Distributed Transactions

When atomicity must span multiple services / shards.

Two-Phase Commit (2PC)

  • Coordinator → Prepare → all participants vote yes/no.
  • If all yes: Commit. If any no or timeout: Abort.
  • Blocking: if coordinator crashes between phases, participants stuck holding locks.
  • 3PC adds pre-commit phase for non-blocking under crash-stop, but assumes synchrony — rarely used in practice.

Sagas

  • Long-running business transaction = sequence of local txns + compensating actions.
  • Forward path: T1 → T2 → T3. If T3 fails, run C2, C1 to undo.
  • Orchestration (central state machine) vs choreography (event-driven). Orchestration easier to debug.
  • Not atomic — observers see partial states. Use semantic locks / status fields.

TCC (Try-Confirm-Cancel)

Reservation pattern: Try reserves resources without final commit. Confirm finalizes. Cancel releases. Used in payment + inventory systems.

Transactional Outbox

To publish event + commit DB row atomically: write event to outbox table in same DB txn. Separate process tails outbox, publishes to message bus, marks rows sent. Eliminates dual-write inconsistency.

MODULE 10

Anti-Entropy & Gossip

Background reconciliation when synchronous coordination is too costly.

Gossip Protocols

  • Epidemic spread: each round, node picks k random peers, exchanges state.
  • Convergence: O(log N) rounds for full propagation.
  • Resilient to churn; no central coordinator.
  • Used: Cassandra membership, Consul, Hashicorp Serf, Bitcoin block propagation.

Merkle Trees for Anti-Entropy

  • Hash leaves of dataset bottom-up. To compare two replicas, exchange root hash. If equal: identical. If different: descend differing subtrees.
  • Bandwidth: O(divergence) instead of O(dataset).
  • Used: Dynamo, Cassandra, IPFS, git pack negotiation.

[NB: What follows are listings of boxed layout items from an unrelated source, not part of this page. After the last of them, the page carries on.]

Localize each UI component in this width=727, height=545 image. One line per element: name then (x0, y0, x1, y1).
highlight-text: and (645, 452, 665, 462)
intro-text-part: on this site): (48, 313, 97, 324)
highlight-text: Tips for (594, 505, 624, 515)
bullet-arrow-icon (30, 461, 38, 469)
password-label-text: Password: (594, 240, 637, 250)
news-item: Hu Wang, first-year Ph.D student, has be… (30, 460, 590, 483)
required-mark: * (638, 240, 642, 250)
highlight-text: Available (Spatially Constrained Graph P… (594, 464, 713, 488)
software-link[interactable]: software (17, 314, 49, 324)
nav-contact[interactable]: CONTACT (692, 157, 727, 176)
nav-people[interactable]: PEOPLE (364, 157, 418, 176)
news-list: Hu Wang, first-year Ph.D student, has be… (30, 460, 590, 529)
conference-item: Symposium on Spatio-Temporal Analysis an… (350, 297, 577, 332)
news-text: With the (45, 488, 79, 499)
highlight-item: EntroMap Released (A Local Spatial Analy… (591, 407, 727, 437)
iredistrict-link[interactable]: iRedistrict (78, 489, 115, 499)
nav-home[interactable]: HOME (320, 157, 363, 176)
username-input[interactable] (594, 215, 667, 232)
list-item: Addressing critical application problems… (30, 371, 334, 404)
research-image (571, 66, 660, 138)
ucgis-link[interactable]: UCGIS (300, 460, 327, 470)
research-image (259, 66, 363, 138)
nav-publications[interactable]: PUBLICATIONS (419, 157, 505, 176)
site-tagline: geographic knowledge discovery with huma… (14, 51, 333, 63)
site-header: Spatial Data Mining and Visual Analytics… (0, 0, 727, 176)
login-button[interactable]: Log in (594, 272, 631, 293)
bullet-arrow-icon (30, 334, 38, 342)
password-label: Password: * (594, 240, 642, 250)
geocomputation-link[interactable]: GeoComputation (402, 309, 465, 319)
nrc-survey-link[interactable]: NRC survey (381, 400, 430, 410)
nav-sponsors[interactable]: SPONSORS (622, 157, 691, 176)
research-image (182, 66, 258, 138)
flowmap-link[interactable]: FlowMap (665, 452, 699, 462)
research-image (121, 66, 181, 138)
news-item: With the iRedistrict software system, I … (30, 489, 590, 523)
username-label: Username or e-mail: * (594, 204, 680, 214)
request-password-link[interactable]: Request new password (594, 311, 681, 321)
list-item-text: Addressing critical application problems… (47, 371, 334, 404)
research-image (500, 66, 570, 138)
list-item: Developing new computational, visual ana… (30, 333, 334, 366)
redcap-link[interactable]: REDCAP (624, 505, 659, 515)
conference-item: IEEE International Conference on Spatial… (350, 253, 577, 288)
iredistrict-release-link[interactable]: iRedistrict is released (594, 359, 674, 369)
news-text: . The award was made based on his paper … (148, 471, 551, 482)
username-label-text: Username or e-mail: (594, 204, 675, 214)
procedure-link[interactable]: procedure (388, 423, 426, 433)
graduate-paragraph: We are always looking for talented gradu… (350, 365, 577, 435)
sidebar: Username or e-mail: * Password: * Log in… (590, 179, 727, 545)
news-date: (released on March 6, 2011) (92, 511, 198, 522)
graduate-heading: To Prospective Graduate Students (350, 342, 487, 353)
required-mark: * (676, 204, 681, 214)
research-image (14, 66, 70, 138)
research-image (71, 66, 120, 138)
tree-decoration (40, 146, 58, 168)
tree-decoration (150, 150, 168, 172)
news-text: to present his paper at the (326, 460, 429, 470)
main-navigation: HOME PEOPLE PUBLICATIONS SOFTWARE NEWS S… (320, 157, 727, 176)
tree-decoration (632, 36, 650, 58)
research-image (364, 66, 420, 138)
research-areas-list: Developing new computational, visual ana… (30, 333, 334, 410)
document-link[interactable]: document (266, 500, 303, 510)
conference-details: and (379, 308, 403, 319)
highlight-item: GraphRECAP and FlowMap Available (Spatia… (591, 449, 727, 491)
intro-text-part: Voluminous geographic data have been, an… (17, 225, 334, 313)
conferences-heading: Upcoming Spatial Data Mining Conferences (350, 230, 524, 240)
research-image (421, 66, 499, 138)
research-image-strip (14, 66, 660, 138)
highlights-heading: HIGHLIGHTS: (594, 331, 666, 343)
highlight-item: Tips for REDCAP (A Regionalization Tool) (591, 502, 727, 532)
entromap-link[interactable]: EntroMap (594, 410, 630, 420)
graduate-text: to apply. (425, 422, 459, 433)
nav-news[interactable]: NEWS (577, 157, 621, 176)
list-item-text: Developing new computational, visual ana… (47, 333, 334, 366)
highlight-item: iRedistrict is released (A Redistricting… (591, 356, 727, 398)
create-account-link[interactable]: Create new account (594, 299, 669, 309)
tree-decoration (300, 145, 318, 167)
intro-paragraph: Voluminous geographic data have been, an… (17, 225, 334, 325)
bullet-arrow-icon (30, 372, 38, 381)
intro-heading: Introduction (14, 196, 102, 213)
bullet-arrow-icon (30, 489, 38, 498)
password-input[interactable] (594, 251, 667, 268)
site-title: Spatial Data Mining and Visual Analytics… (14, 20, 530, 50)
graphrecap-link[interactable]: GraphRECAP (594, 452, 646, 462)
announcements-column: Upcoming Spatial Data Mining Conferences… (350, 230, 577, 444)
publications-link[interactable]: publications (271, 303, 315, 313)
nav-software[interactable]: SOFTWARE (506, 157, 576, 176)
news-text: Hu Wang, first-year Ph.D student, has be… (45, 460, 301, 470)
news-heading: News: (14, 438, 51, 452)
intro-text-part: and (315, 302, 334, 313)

Read Repair & Hinted Handoff

  • Read repair: on read, if replicas disagree, write back the latest version to stale replicas.
  • Hinted handoff: when target replica is down, coordinator stores hint locally and replays when target recovers.
MODULE 11

Cheat Sheet

Quick-reference for design discussions.

Pick a Consistency Model

  • Money / inventory → linearizable / serializable
  • Social feed → causal + RYW
  • Counter (likes, views) → eventual + CRDT
  • Collab editor → causal + CRDT
  • Sessions / cache → RYW + monotonic reads

Quorum Defaults

  • Strong: N=3, R=W=2
  • Read-heavy strong: N=5, R=2, W=4
  • Write-heavy strong: N=5, R=4, W=2
  • Cross-region eventual: per-region quorum + async replication

Atomicity Across Services

  • Same DB → ACID txn
  • DB + message bus → outbox
  • Multiple services, business txn → saga
  • Reservations → TCC
  • Avoid 2PC across microservices

Failure Detection

  • Heartbeat + timeout — false positives under load
  • Phi-accrual — adaptive timeout (Cassandra)
  • Gossip + suspicion — eventually consistent membership
  • Lease expiry + fence token — safe leader change

Consensus Choice

  • Need leader election + log → Raft / Multi-Paxos
  • Need k-v store with watches → etcd / ZooKeeper
  • Cross-region strong → Spanner-class (TrueTime / HLC)
  • Byzantine threat → PBFT / Tendermint (3f+1 nodes)

Numbers to Memorize

  • Same-AZ RTT ~0.5 ms
  • Cross-AZ RTT ~1–2 ms
  • Cross-region RTT 50–200 ms
  • Disk fsync ~1–10 ms (SSD)
  • Raft log replication: ~1 RTT to majority